As a women’s network we often discuss – what more can we do for women?
And we aren’t the only ones sitting down to have these conversations. There are thousands of other groups out there focusing on similar issues. A couple close to home that jump to mind include Women in Technology, Women in Mining and Women in Agriculture. Thanks to the work these groups, and many like them do, the world has seen that women are more than capable of working in these male-dominated fields.
But how can we truly achieve gender equality if as a society we expect and encourage women to do a “man’s job” as well as still expecting them to do “women’s jobs” too. There needs to be an equal shift in the workforce, we can’t expect women to move to male-dominated careers if we don’t expect men to fill the gaps in the female-dominated careers.
At the moment across universities in Perth there are around 16 different undergraduate scholarships that are eligible for women only, most of these scholarships are for science and maths-based degrees. But it is against the Sex Discrimination Act to offer scholarships for men only.
The Education Department has tried to change this law many times due to the lack of male primary school teachers, but the bill is always dismissed due to there not being enough evidence that a lack of male teachers negatively effects children.
However, there are studies that show that having a male teacher is not just good for young boys but for young girls as well. We completely agree that giving children a male role model early on is vital in shaping them into the adults they will become.
In 2016, 18% of primary school teachers were male, a number that has been rapidly decreasing since the 1980’s. The Education Department tried an ad campaign in 2015 to get more men into a career in early education but unfortunately there was no increase in the number of male student enrolments.
The health sector has also been concerned by the number of nurses who are male which in 2017 was sitting at 11.75%. A similar ad campaign was run in WA to get more men to study nursing, as well as the Australian College of Nursing releasing an e-book highlighting the stories of men in nursing across the country.
What is stopping men from getting into these female-dominated industries. Is it the stigma surrounding these roles and the social pressures put on men? Or is it the lower salary that is associated with these careers?
When you think of men working in education and health does your mind automatically think of principals and doctors? We already know through much research that there is a lower number of women in leadership roles, in trying to increase that number should we also focus on getting more men into these vital jobs?

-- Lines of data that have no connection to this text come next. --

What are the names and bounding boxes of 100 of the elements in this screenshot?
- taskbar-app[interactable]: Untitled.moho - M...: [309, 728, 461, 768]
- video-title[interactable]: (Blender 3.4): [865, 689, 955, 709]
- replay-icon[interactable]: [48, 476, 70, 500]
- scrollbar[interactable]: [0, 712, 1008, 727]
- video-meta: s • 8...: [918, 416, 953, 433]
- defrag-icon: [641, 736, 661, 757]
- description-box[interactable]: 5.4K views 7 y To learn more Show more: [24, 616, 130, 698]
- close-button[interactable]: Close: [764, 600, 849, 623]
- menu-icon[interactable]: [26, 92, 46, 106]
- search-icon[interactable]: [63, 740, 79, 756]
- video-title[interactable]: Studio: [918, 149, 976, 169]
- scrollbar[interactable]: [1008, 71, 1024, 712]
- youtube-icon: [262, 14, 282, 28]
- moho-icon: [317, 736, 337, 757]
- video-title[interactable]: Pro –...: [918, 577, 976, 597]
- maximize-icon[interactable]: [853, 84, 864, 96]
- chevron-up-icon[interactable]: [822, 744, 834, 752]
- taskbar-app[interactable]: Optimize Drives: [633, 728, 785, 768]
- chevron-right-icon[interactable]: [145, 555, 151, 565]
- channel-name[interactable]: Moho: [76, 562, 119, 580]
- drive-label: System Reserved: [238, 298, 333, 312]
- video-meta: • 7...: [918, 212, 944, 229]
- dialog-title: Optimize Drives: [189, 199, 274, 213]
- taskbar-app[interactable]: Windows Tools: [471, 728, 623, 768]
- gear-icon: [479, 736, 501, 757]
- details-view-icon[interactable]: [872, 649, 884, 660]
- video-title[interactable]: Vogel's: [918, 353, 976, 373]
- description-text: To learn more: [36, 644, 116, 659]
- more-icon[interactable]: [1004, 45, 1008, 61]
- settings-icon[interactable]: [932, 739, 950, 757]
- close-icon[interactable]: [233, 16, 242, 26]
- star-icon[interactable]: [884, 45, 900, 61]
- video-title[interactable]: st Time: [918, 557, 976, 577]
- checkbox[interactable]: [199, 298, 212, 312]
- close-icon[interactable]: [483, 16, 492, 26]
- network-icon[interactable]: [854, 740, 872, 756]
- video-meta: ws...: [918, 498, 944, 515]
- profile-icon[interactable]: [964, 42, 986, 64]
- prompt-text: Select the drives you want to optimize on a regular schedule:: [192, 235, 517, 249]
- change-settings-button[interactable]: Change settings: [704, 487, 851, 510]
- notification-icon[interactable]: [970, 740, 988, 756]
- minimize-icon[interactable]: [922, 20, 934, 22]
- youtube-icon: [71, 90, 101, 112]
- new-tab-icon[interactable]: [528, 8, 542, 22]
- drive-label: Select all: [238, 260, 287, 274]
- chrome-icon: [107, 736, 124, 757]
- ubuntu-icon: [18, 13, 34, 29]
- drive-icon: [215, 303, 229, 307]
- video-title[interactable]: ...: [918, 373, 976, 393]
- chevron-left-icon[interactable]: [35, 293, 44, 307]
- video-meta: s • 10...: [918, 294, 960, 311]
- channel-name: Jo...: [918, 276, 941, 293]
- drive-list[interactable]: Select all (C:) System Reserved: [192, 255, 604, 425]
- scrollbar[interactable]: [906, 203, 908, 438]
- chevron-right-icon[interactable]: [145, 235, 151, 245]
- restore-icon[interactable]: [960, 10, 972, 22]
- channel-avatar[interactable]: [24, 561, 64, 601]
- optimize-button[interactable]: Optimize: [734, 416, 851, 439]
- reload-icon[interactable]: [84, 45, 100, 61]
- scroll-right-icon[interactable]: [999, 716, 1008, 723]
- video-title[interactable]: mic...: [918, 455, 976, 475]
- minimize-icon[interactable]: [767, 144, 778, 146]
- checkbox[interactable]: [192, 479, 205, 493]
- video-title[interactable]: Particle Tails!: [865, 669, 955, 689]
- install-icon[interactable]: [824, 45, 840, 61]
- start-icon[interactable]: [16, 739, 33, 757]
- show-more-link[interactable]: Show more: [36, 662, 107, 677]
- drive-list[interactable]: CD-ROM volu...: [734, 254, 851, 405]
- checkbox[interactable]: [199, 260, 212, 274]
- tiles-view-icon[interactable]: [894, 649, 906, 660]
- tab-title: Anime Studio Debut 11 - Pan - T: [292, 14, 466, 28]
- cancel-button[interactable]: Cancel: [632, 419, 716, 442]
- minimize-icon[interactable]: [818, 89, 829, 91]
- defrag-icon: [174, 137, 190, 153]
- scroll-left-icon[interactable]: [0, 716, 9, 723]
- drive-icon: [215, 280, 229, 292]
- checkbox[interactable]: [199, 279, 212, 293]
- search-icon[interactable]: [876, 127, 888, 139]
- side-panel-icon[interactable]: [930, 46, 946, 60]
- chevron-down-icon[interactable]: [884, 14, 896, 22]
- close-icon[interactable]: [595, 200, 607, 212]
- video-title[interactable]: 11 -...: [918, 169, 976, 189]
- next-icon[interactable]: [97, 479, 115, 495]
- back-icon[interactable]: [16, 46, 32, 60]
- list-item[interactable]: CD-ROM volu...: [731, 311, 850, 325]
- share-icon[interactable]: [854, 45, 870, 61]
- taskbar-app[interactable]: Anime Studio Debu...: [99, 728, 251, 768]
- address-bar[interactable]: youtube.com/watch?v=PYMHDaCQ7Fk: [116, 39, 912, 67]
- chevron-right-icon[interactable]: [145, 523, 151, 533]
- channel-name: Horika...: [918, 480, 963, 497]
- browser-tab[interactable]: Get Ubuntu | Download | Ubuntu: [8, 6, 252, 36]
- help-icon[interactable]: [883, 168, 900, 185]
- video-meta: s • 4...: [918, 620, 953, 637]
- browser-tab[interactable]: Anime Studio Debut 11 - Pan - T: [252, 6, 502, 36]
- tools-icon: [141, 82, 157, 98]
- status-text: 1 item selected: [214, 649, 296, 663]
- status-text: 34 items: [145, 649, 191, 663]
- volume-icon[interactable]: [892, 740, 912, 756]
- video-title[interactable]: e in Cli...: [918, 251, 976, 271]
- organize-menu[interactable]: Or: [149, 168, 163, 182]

Paul Sonntag is a nurse with 40 years’ experience. He was part of a recruitment team going around to schools in Western Sydney trying to get students to consider a career in nursing. As the only male in the recruitment team he decided to contact the all-boys schools and was surprised to find that not one career advisor he spoke to thought it was worthwhile for someone to speak to the students about nursing.
Not one – We challenge schools not to enforce gender stereotypes when teaching children about careers so that the next generation of the workforce is more gender diverse.